Wenn eine Stimme nicht mit dem Textincipit der Motette beginnt, sondern mit einer späteren Textstelle einsetzt, dann wird in den Quellen häufig das Textincipit angegeben. Wenn das in der Leitquelle der Fall ist, wird es in die Ausgabe übernommen und stets kursiv wiedergegeben; vgl. etwa Nr.419, I. pars: Prolongati sunt dies mei.

― Druckfehler oder editorische Eingriffe in der ersten Auflage werden stillschweigend verbessert; vgl. aber GA2 XIII die Anmerkung im kritischen Bericht zu Nr.355, Agimus tibi gratias, A, T.28 und im vorliegenden Band zu Nr.449, Ad te levavi oculos meos, Anmerkung vor den Lesarten etc. zur I. pars.

― Der kritische Bericht ist nach folgendem Schema aufgebaut:

Nr. im Band, Textincipit, LV-Zahl.

Herangezogene Quellen in chronologischer Reihenfolge. Ist eine Handschrift die älteste Quelle, dann wird sie an erster Stelle genannt; ansonsten werden benutzte Handschriften nach den Drucken aufgeführt.

Leitquelle. Diskussion, wo nötig.

Textprovenienz. Gegebenenfalls Diskussion der Herkunft des Texts, evtl. seiner liturgischen Verwendung und, wo nötig, Abweichungen von Lassos Text gegenüber der Vulgata.

Kontrafaktur[en]. Wird nur bei Bedarf eingeführt. Angabe der Quelle[n]; Abdruck des Texts / der Texte oder Verweis auf den Anhang, falls das Kontrafakt / die Kontrafakta dort vollständig mit Noten abgedruckt ist / sind.

Bearbeitung[en]. Ebenfalls nur bei Bedarf. Angabe der Quelle[n] und Verweis auf den Anhang.

Anmerkung. Ebenfalls nur bei Bedarf. Die Rubrik bietet Raum für Angaben, die unter den anderen Rubriken nicht einzuordnen sind.

Lesarten, Druckfehler, Anmerkungen zum Notentext. Im ersten Abschnitt werden Varianten beim Notentext angegeben, im zweiten Abschnitt Abweichungen bei der Textunterlegung (T-U). Wenn in einer Quelle eine Note zu zweien aufgeteilt oder zwei Noten zu einer verbunden sind, dann wird dies auch dann unter den Varianten zum Notentext aufgeführt, wenn die Textunterlegung betroffen ist; Auswirkungen auf die T-U werden aber mit angegeben. Bei komplizierten Fällen wird mit Querverweisen gearbeitet. Notenbeispiele geben die Notenformen der Quelle wieder.
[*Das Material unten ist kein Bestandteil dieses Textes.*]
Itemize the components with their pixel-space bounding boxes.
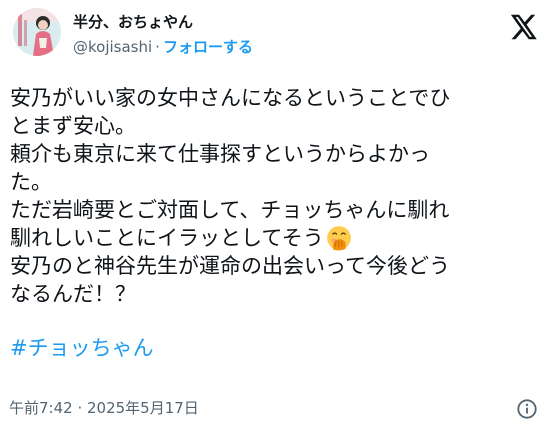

Grundsätzliche Angaben zum Notentext oder zur T-U (jeweils nur bei Bedarf) stehen am Beginn der Abschnitte:

Angaben zur Stimmbezeichnung bzw. Stimmanordnung,

Angaben in den Quellen zur Tonart,

Angaben zu Gepflogenheiten bei der Vorzeichensetzung,

Angaben zu den Notenwerten,

Angaben zur Textunterlegung.

Hat eine Motette mehrere Unterteile, dann stehen Angaben dieser Art jeweils vor der I. pars, wenn sie für alle Unterteile gelten.